If you take the 2109 projected revenue for Jakafi as $1.6 billion, then, in an effort to smooth quarterly revenue, you come up with an average of $400 million in revenue per quarter. That would only be about 5% above the $382 million of Jakafi revenue in the fourth quarter of 2018. (The rest of company-wide revenue that quarter was from royalty and milestone payments plus smaller amounts of revenue from Incyte’s other marketed drug an other JAK inhibitor, Olumiant (baricitinib), which was approved in Europe for rheumatoid arthritis in early 2017, and in the United States in 2018.)

If the company doesn’t deliver a Jakafi–and companywide–revenue growth surprise on April 30, I’d say there’s a good chance of Incyte moving down on the news. Benchmark revenue growth figures to watch are the 17% quarter to quarter sequential revenue growth in the fourth quarter of 2018 and the 19% year over year revenue growth in that quarter from the fourth quarter of 2017.Which brings me to my pick of Incyte for a buy on any plunge.
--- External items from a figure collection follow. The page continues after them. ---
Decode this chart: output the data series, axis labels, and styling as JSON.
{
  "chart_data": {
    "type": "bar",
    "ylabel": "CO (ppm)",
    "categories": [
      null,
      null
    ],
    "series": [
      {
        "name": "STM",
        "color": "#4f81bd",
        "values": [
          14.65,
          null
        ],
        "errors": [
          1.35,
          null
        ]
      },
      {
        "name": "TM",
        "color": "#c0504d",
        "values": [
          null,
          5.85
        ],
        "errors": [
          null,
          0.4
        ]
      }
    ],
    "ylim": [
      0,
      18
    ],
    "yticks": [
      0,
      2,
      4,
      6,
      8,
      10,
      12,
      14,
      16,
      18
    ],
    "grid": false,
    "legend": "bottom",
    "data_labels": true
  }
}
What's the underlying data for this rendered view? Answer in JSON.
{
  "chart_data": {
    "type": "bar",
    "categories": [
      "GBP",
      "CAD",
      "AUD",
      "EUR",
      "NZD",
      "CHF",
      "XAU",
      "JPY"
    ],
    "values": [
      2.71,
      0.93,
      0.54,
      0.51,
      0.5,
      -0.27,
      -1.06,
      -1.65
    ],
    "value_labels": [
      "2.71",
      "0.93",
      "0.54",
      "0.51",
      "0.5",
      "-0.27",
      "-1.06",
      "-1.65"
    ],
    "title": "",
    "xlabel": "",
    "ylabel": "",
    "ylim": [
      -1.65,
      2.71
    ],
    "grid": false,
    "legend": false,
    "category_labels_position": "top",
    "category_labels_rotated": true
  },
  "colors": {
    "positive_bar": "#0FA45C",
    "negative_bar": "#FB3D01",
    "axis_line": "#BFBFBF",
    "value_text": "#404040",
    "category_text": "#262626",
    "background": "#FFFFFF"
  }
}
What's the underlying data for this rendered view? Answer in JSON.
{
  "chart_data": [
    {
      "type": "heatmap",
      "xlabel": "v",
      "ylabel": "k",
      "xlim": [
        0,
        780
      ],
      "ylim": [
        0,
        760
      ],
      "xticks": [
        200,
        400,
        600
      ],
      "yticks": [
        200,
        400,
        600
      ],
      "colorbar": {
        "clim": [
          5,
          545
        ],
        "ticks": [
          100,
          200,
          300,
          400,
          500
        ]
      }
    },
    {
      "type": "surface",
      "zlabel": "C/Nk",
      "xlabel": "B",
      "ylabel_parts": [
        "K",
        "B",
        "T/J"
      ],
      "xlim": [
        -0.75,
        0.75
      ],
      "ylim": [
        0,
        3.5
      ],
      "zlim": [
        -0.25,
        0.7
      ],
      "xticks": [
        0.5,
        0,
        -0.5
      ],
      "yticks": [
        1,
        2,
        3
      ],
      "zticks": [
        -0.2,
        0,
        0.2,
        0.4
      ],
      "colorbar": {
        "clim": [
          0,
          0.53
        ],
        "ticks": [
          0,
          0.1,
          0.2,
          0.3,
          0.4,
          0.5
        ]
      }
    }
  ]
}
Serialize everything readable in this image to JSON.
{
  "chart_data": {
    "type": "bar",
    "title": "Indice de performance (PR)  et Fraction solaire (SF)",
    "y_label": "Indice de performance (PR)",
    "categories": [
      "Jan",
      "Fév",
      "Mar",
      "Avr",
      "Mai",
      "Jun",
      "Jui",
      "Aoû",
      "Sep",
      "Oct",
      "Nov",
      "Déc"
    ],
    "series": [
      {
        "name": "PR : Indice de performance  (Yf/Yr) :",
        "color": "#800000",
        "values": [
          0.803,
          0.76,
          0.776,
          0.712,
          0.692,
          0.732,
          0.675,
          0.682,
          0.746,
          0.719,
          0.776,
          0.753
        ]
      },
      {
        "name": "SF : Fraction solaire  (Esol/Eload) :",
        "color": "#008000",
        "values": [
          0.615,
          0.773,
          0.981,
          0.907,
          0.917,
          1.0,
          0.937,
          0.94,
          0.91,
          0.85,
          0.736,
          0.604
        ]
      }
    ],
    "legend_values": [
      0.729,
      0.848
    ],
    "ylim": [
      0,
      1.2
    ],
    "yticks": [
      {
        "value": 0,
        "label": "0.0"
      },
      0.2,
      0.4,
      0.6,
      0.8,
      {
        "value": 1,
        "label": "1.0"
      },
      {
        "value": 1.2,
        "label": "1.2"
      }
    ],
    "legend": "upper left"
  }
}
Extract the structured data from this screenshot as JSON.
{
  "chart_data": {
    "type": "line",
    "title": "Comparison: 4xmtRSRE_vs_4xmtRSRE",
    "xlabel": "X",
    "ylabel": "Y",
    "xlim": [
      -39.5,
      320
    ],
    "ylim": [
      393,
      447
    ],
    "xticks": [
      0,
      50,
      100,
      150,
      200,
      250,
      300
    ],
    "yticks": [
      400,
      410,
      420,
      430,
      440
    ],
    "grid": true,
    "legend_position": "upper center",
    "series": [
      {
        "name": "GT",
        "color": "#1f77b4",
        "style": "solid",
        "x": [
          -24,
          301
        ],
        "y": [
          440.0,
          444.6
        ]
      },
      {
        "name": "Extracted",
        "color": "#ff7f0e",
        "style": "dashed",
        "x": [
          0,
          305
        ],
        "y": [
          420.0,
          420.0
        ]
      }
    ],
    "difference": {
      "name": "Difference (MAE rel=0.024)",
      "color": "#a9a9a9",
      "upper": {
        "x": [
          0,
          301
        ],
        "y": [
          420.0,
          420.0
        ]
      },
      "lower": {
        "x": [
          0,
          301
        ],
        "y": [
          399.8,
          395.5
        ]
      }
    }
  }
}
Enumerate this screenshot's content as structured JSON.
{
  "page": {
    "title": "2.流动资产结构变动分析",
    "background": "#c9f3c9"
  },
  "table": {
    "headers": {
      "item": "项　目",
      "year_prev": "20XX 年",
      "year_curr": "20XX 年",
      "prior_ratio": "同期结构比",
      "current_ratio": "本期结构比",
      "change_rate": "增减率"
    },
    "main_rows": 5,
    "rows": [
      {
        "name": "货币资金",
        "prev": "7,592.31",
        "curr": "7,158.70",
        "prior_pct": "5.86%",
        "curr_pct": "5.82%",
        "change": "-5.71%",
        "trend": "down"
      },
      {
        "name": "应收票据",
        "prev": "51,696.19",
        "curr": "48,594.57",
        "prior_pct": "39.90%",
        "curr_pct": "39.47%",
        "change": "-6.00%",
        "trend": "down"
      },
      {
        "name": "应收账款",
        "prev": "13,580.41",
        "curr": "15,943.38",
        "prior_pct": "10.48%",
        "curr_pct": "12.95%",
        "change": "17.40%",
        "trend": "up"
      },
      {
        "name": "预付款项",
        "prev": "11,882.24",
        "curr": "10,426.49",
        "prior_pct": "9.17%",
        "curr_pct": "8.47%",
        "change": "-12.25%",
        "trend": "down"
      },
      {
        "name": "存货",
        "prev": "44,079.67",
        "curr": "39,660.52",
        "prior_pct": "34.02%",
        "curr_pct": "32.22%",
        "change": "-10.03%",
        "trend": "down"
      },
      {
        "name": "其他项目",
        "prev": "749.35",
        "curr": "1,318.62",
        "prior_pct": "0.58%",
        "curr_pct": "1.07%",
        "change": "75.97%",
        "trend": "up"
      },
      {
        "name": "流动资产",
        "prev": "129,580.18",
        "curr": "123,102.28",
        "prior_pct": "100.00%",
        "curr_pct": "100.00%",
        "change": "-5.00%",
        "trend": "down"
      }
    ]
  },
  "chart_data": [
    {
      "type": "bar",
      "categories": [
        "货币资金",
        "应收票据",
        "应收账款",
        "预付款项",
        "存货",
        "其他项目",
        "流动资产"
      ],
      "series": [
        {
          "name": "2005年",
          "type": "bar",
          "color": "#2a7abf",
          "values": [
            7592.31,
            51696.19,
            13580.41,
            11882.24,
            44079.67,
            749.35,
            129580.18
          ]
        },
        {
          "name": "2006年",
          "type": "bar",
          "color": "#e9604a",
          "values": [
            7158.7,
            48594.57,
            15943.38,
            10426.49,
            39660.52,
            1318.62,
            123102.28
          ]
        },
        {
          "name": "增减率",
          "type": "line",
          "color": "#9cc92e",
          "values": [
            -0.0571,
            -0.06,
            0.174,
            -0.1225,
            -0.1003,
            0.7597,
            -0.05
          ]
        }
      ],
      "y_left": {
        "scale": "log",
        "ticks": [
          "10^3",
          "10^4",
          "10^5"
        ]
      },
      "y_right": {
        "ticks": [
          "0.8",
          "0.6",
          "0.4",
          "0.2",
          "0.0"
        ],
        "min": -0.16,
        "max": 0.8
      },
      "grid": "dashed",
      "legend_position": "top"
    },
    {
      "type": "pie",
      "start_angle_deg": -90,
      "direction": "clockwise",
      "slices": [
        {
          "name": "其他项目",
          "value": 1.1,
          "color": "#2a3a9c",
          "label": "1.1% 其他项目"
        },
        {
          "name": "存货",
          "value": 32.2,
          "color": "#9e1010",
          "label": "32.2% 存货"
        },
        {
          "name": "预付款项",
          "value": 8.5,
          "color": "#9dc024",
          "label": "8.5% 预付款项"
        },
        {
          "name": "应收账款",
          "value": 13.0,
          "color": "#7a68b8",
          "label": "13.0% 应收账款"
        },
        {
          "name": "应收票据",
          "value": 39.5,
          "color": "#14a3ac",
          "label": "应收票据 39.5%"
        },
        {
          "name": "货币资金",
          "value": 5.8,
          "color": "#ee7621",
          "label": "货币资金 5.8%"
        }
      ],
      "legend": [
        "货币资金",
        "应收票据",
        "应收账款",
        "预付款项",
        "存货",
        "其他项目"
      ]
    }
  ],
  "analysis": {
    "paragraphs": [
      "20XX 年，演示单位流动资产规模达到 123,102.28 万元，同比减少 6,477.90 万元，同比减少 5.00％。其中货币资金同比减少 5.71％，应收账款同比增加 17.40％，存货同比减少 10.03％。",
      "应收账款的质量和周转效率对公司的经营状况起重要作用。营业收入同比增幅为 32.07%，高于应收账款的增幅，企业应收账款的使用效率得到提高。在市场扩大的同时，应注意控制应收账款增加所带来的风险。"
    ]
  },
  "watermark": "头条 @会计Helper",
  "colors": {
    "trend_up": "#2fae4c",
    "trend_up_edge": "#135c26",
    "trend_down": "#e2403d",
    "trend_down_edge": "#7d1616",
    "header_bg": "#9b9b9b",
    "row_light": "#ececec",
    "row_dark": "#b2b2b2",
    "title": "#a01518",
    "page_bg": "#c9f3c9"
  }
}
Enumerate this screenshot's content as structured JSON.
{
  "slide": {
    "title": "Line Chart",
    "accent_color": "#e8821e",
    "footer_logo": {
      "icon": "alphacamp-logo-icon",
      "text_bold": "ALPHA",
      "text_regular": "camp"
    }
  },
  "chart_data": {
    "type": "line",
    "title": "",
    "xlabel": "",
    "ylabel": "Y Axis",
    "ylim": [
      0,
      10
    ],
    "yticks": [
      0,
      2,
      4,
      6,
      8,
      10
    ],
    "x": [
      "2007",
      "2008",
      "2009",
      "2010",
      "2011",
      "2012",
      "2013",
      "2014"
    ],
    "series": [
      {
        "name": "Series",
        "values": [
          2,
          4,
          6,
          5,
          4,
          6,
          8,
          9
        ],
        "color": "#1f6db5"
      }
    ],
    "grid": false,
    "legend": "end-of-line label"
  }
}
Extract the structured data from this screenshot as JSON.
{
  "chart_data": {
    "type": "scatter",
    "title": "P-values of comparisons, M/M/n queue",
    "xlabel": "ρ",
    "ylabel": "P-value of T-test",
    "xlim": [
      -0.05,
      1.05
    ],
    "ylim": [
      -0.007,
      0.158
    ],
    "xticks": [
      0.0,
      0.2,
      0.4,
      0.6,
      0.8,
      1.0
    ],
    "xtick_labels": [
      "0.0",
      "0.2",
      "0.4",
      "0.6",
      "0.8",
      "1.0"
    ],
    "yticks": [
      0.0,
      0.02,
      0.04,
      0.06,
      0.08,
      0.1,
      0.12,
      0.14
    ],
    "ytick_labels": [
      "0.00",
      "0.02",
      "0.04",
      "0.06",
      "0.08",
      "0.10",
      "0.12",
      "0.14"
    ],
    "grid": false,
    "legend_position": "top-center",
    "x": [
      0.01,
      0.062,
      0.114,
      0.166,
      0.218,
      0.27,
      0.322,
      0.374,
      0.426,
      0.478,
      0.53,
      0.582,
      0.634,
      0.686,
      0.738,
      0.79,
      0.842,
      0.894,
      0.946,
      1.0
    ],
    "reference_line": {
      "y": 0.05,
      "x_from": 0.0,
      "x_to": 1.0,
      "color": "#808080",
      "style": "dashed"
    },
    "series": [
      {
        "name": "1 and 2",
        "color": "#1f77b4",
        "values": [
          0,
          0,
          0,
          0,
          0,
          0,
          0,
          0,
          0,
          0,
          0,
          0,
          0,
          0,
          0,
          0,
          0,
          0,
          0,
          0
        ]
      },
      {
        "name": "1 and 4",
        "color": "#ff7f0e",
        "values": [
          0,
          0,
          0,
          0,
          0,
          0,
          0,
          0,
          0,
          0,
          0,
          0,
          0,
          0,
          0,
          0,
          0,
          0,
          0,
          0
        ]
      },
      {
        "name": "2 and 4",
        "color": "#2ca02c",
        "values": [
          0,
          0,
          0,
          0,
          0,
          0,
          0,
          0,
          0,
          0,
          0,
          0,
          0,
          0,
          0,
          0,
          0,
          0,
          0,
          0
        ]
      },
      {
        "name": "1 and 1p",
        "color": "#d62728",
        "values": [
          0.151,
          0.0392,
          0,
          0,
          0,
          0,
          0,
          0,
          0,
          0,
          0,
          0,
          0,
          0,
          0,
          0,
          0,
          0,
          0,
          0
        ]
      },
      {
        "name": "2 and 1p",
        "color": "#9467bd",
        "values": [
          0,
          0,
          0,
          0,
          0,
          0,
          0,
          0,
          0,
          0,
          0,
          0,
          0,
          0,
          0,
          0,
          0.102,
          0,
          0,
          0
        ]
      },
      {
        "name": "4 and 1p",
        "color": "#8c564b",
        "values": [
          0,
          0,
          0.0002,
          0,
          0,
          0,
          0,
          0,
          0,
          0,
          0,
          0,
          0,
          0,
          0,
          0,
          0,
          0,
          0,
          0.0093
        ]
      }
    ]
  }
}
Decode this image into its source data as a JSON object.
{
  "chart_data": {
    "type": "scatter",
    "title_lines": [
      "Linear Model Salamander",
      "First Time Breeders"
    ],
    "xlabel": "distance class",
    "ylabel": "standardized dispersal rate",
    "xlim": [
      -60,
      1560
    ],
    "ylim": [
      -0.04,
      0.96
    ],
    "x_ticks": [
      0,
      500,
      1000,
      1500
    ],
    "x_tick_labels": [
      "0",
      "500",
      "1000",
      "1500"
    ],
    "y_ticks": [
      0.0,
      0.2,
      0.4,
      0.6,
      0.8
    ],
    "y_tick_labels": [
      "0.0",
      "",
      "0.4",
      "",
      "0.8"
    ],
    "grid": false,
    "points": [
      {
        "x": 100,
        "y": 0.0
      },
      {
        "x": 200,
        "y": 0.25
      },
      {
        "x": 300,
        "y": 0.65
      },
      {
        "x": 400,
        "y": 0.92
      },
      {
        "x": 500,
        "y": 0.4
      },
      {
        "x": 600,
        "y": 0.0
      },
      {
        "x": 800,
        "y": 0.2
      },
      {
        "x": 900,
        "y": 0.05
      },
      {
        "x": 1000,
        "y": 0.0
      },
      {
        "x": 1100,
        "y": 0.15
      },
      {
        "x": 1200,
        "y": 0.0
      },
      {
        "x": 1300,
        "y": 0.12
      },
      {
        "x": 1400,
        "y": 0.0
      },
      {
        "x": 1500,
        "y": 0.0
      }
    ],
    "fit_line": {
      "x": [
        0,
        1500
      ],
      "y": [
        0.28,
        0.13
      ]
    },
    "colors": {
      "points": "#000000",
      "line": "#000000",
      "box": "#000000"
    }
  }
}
I’d put identifying a valuable pipeline of potential drugs and buying that pipeline at a good price near the top of any list of keys to making a profit in investing in biotech stocks. (I’d also include on this list a strong stomach for the plunges that strike most stocks in the sector so that you ride through temporary turbulence without selling.)

Any plunge in Incyte on a short-term revenue glitch would give us that good price for a buy.

The pipeline is extremely impressive. It includes itacitinib (a JAK1 inhibitor), which is in a Phase 3 trial in patients with steroid-naïve acute GVHD (with results expected in the second half of 2019) and pemigatinib for the second-line treatment of patients with FGFR2 translocated cholangiocarcinoma, a cancer of the bile ducts, that the company is planning to submit for FDA approval in the third quarter of 2019. Other drug candidates focus on cancer and autoimmune therapies. Among the most interesting is INCB86550, an oral, small molecule, targeted cancer compound. The company presented data on that drug candidate at the JPMorgan conference in January. I think Wall Street is still undervaluing this pipeline after a major trial setback for the company’s leading immuno-oncology candidate in 2018. But I think the value is there in this pipeline and I think Wall Street is gradually regaining its confidence in Incyte’s drug candidates.

I own shares of Incyte in my Jubak Picks 12-18 month portfolio and in my short-term trading Volatility Portfolio. The shares are up 86.69% in my Jubak Picks Portfolio since I added them on Aril 17, 2014. The position in the Volatility Portfolio on my and subscription sites is ahead 7.97% since I added it on January 25, 2019.

The stock traded at $83.15 today, April 10. My target price in the Jubak Picks Portfolio remains $97 a share.